INTERVISTA A KOBE BRYANT


Lo chiamano il Signore degli Anelli perché ha vinto cinque titoli Nba, con i Los Angeles Lakers. Ma il soprannome preferito da Kobe Bryant è un altro: Black Mamba, come Uma Thurman in Kill Bill.

«Più che un soprannome è il mio alter ego», mi spiega in perfetto italiano mentre chiacchieriamo all’Hotel Hilton di Roma, al termine di una «due giorni» spesa a Milano e a Roma tra bagni di folla e impegni promozionali. «Quando non gioco, sono un tipo a cui piace ridere e scherzare, come adesso. Ma appena scendo in campo divento un’altra persona, il Black Mamba. È un po’ quello che succede a Clark Kent quando entra in una cabina telefonica».

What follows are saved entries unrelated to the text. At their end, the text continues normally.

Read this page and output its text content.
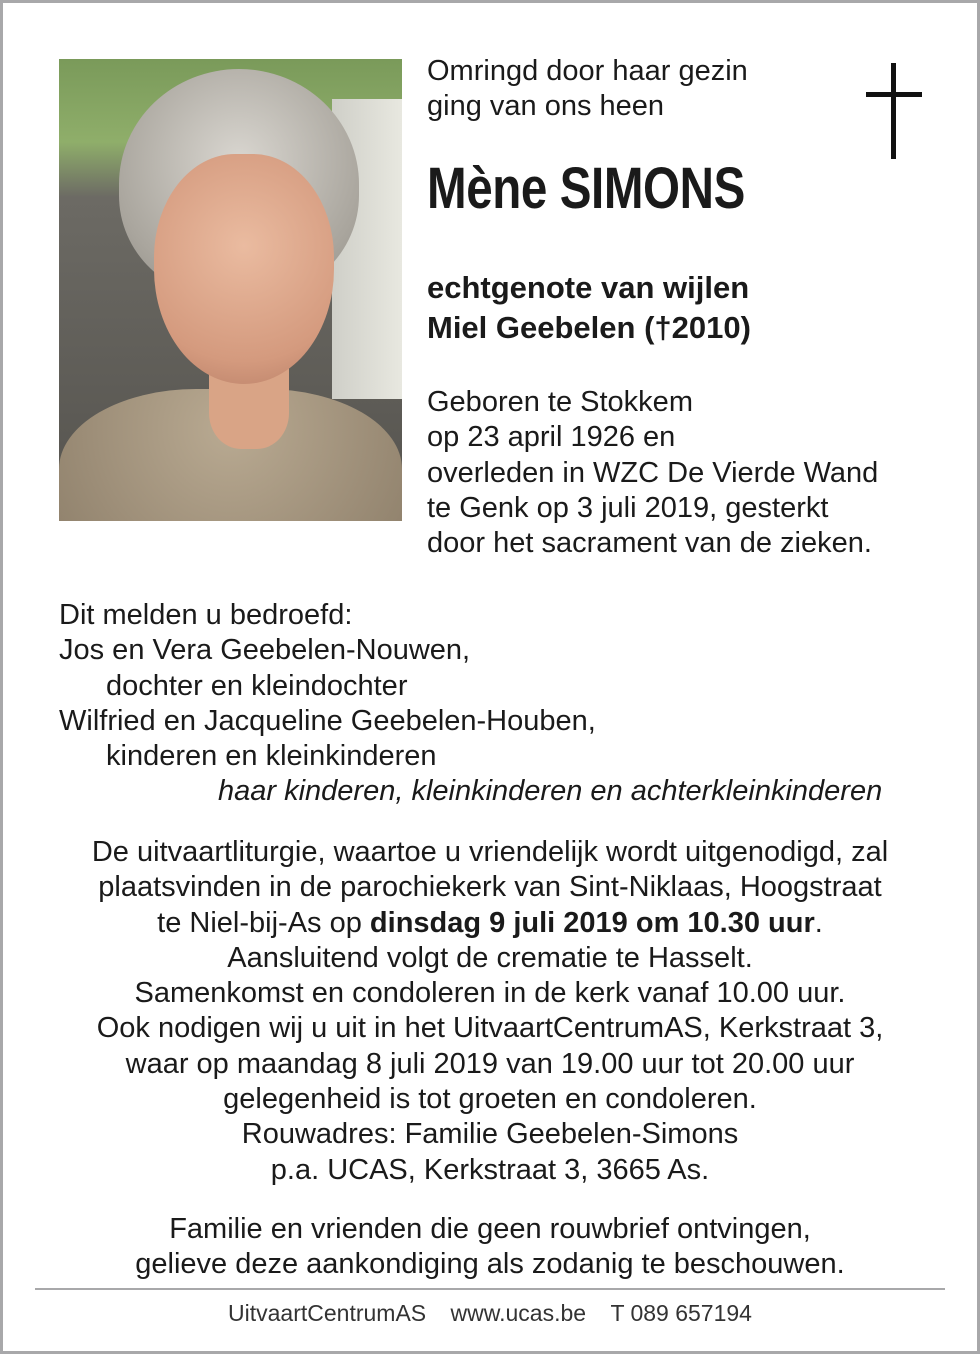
Omringd door haar gezin
ging van ons heen
Mène SIMONS
echtgenote van wijlen
Miel Geebelen (†2010)
Geboren te Stokkem
op 23 april 1926 en
overleden in WZC De Vierde Wand
te Genk op 3 juli 2019, gesterkt
door het sacrament van de zieken.
Dit melden u bedroefd:
Jos en Vera Geebelen-Nouwen,
dochter en kleindochter
Wilfried en Jacqueline Geebelen-Houben,
kinderen en kleinkinderen
haar kinderen, kleinkinderen en achterkleinkinderen
De uitvaartliturgie, waartoe u vriendelijk wordt uitgenodigd, zal
plaatsvinden in de parochiekerk van Sint-Niklaas, Hoogstraat
te Niel-bij-As op dinsdag 9 juli 2019 om 10.30 uur.
Aansluitend volgt de crematie te Hasselt.
Samenkomst en condoleren in de kerk vanaf 10.00 uur.
Ook nodigen wij u uit in het UitvaartCentrumAS, Kerkstraat 3,
waar op maandag 8 juli 2019 van 19.00 uur tot 20.00 uur
gelegenheid is tot groeten en condoleren.
Rouwadres: Familie Geebelen-Simons
p.a. UCAS, Kerkstraat 3, 3665 As.
Familie en vrienden die geen rouwbrief ontvingen,
gelieve deze aankondiging als zodanig te beschouwen.
UitvaartCentrumAS www.ucas.be T 089 657194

Anche il suo nome, Kobe, ha una storia interessante. Ho letto che ha a che fare con la prelibata carne giapponese.
«Tutto quello che so è che i miei genitori erano in un ristorante, hanno guardato un menu e si sono detti: “Bel nome, Kobe”».
Suo padre Joe ha giocato qui da noi dal 1984 al 1991, quindi lei ha vissuto in Italia dai 6 ai 13 anni.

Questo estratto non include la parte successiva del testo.